Fall 2021. It is 1:30 a.m. I am wide awake, not sleeping due to the many heavy stressors weighing on my mind and heart. My phone buzzes. Unable to turn my mind off to ignore it and against my better judgment, I open my email. In my inbox, I find an email from a name that I had not heard in over a year. A former recruit that went on to play at a higher division. In it, she discusses how a memory from one of our recruiting events popped up on her Snapchat flashback. She reminisces on how much fun she used to have playing lacrosse and finishes the email with the following:

“Thank you for all the times you made me feel like you believed in me when I didn’t feel like doing the same for myself. I feel endlessly grateful to have built a relationship with a coach like you, and I hope you are doing well.”

Cue me, instantly sobbing in the middle of the night while trying to stay silent to allow my wife to sleep soundly next to me. Talk about a punch straight to the heart. This kid, who I met maybe 10 times total, barely even knows me, and yet the impact I had on her clearly carries on. The next morning, I text her to check in because she is clearly struggling and needs an unbiased person to listen. Just some love and support.

ANSWER YOUR PHONE

***Note: this particular story deals with the topic of suicide. The athlete has given permission for this to be shared. Sharing is an effort to destigmatize discussions of suicidal ideation and provide support to those that also struggle.

Winter 2021. It is 10:00 p.m. I get a text from an athlete that I know has been struggling lately. “Hey coach, sorry for the late text, are you busy?”

The feeling in the pit of my stomach tells me that I need to call her. So, I do. Thank goodness for the IWLCA sponsored QPR suicide prevention training a few years back, because I feel equipped and empowered to ask the right questions to help this athlete in her moment of crisis. I connect her with necessary services to help her out of the immediate crisis.

Suicidal ideation does not just go away. Fast forward about a month from that night and I get a text at 11:00 a.m. “Hey coach, are you busy?”

The same feeling tells me to call her. So, I do, not knowing what I was getting myself into with that simple phone call. “Coach, I messed up.
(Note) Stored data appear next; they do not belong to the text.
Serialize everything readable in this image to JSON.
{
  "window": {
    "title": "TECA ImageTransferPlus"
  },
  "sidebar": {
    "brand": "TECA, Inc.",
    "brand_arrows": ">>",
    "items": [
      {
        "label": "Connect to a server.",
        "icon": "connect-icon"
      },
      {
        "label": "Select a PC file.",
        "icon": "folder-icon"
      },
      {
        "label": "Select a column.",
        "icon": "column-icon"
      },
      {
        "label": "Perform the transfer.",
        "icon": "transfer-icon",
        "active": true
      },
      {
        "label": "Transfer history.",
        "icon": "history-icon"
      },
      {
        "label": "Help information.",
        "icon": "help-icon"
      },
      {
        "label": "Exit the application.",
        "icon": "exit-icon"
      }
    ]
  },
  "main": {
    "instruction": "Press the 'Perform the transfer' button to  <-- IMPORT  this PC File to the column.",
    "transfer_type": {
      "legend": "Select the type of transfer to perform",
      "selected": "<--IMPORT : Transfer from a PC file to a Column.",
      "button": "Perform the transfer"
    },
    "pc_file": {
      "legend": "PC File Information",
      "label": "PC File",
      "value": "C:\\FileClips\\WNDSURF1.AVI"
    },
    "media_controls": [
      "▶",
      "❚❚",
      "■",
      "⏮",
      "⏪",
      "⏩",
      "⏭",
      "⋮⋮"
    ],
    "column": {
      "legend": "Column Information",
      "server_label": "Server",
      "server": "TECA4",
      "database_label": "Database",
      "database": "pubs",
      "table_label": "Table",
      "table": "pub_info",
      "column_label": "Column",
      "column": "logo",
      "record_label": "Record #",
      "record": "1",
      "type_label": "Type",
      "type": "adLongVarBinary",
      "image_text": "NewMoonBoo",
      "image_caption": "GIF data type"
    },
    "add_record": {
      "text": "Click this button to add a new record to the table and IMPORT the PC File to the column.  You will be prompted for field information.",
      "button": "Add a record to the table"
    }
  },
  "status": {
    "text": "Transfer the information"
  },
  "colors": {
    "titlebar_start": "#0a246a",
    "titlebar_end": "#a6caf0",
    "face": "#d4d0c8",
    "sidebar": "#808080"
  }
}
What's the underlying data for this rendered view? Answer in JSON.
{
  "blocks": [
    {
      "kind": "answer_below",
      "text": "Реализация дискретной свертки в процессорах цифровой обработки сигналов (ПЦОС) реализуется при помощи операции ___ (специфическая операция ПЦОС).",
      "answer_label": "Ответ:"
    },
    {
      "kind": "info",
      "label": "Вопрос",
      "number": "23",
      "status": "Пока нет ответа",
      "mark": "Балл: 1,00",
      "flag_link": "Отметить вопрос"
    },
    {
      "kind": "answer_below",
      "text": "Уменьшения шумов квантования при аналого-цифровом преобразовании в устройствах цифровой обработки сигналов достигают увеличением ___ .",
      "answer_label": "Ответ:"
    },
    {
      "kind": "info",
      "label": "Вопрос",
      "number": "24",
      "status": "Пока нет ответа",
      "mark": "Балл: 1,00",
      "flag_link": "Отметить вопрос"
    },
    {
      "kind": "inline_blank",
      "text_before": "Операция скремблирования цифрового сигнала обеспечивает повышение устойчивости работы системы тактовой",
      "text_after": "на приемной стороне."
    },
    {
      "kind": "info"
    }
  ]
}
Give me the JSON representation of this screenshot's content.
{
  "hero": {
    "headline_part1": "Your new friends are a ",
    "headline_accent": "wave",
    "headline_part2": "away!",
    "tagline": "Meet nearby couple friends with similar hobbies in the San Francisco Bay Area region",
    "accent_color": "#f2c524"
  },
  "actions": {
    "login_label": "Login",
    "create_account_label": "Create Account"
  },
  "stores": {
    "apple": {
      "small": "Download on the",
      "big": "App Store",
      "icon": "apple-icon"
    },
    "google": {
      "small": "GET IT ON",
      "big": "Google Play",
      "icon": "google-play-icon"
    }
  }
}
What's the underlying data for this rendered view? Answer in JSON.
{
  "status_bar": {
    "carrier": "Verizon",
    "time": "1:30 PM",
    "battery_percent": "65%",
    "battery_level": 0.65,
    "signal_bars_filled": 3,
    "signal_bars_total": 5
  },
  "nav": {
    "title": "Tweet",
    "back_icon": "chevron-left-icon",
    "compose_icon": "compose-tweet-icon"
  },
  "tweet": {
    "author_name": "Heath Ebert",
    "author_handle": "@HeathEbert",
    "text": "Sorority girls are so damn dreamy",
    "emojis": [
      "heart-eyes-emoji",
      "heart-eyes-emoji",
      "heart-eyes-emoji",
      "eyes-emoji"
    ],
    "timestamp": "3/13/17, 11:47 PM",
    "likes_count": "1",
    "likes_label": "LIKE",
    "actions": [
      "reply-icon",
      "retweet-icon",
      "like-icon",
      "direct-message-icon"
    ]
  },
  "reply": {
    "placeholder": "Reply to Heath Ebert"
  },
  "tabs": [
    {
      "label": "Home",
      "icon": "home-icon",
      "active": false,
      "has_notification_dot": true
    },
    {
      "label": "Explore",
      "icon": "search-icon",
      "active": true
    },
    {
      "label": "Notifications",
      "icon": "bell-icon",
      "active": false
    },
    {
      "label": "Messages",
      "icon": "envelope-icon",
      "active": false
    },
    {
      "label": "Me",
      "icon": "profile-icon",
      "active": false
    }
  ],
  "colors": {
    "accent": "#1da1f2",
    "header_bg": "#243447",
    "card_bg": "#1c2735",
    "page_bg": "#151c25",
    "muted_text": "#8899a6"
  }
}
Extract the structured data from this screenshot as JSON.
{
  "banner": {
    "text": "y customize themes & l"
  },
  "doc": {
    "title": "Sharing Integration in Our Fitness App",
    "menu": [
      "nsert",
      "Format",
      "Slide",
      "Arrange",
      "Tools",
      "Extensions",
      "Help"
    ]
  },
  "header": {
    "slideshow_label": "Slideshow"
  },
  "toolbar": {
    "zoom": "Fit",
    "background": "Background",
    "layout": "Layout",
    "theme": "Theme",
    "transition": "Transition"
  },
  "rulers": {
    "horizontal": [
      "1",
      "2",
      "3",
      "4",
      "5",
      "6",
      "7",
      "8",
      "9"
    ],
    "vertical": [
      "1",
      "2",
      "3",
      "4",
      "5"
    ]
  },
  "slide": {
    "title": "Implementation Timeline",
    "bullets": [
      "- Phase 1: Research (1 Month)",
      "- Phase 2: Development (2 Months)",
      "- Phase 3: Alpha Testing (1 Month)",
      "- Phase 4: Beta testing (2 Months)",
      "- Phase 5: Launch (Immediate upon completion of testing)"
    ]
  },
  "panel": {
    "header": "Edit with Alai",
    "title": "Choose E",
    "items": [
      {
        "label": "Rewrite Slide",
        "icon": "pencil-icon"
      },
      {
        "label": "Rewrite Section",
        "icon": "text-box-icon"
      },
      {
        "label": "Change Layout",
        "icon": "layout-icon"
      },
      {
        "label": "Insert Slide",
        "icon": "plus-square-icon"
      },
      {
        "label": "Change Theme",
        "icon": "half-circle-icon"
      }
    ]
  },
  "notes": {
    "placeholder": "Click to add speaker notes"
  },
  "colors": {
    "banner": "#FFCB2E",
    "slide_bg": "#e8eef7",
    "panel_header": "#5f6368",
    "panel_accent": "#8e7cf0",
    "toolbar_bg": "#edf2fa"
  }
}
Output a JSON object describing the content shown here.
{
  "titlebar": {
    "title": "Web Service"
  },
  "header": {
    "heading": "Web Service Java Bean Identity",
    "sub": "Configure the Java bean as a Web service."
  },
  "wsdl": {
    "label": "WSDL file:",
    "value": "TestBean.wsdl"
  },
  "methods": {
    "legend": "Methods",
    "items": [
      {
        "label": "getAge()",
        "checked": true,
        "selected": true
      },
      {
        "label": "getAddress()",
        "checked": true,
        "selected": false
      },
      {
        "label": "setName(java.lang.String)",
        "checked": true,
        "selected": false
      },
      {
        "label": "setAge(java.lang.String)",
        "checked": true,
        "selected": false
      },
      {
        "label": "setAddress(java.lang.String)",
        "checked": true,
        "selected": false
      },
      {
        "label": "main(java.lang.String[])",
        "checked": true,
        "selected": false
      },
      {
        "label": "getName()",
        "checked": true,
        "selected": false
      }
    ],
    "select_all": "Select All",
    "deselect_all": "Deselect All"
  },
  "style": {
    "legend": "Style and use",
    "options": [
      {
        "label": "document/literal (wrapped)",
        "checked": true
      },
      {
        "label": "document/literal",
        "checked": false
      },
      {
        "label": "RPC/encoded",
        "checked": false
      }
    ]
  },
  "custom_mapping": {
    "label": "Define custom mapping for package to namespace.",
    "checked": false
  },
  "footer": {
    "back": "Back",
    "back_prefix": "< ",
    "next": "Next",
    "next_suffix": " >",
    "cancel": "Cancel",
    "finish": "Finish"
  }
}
I don’t want to die.” Come to find out that in a moment of impulse, she took far more than her prescribed amount of antidepressants. I mobilize emergency services and get her to the hospital. After a very stressful next few days, she pulls through.

Although it will never truly be over for her, she is now connected with therapists, psychiatrists and peer support groups to help her develop coping skills and a realization that she is not alone. She is also openly discussing her experience with me and my coaching staff. When I asked her if I could share her story, she said, “I want it to be destigmatized. I want my experience to be known so that nobody else has to go through what I did.”

The desire to help others after all of that is incredibly inspiring and simultaneously gut wrenching. Who was the first person she contacted when she realized what she had done? Me. The pressure of this knowledge is sometimes too much to bear. Every day, I am so grateful that she reached out and that I listened to my gut to answer that text. You know what she needed at that moment? Just some love and support.

SHOW THE EFF UP

Winter 2022. It is a new year. By choice or not, I am certainly a new me. These experiences have taught me the power of vulnerability (shout out to Brene Brown’s Daring Greatly), love and support.

If you have yet to experience something like this, I highly recommend that you familiarize yourself with on-campus as well as off-campus resources for your athletes. Being prepared in a time of crisis is paramount to success when navigating through it. Every day I am grateful that I did not lose an athlete that day. I do not have all the answers; I am simply going to continue showing up for my athletes, my assistant coaches and my recruits. Reaching out can sometimes be the only lifeline left for those around us.

Never forget to just give them some love and support.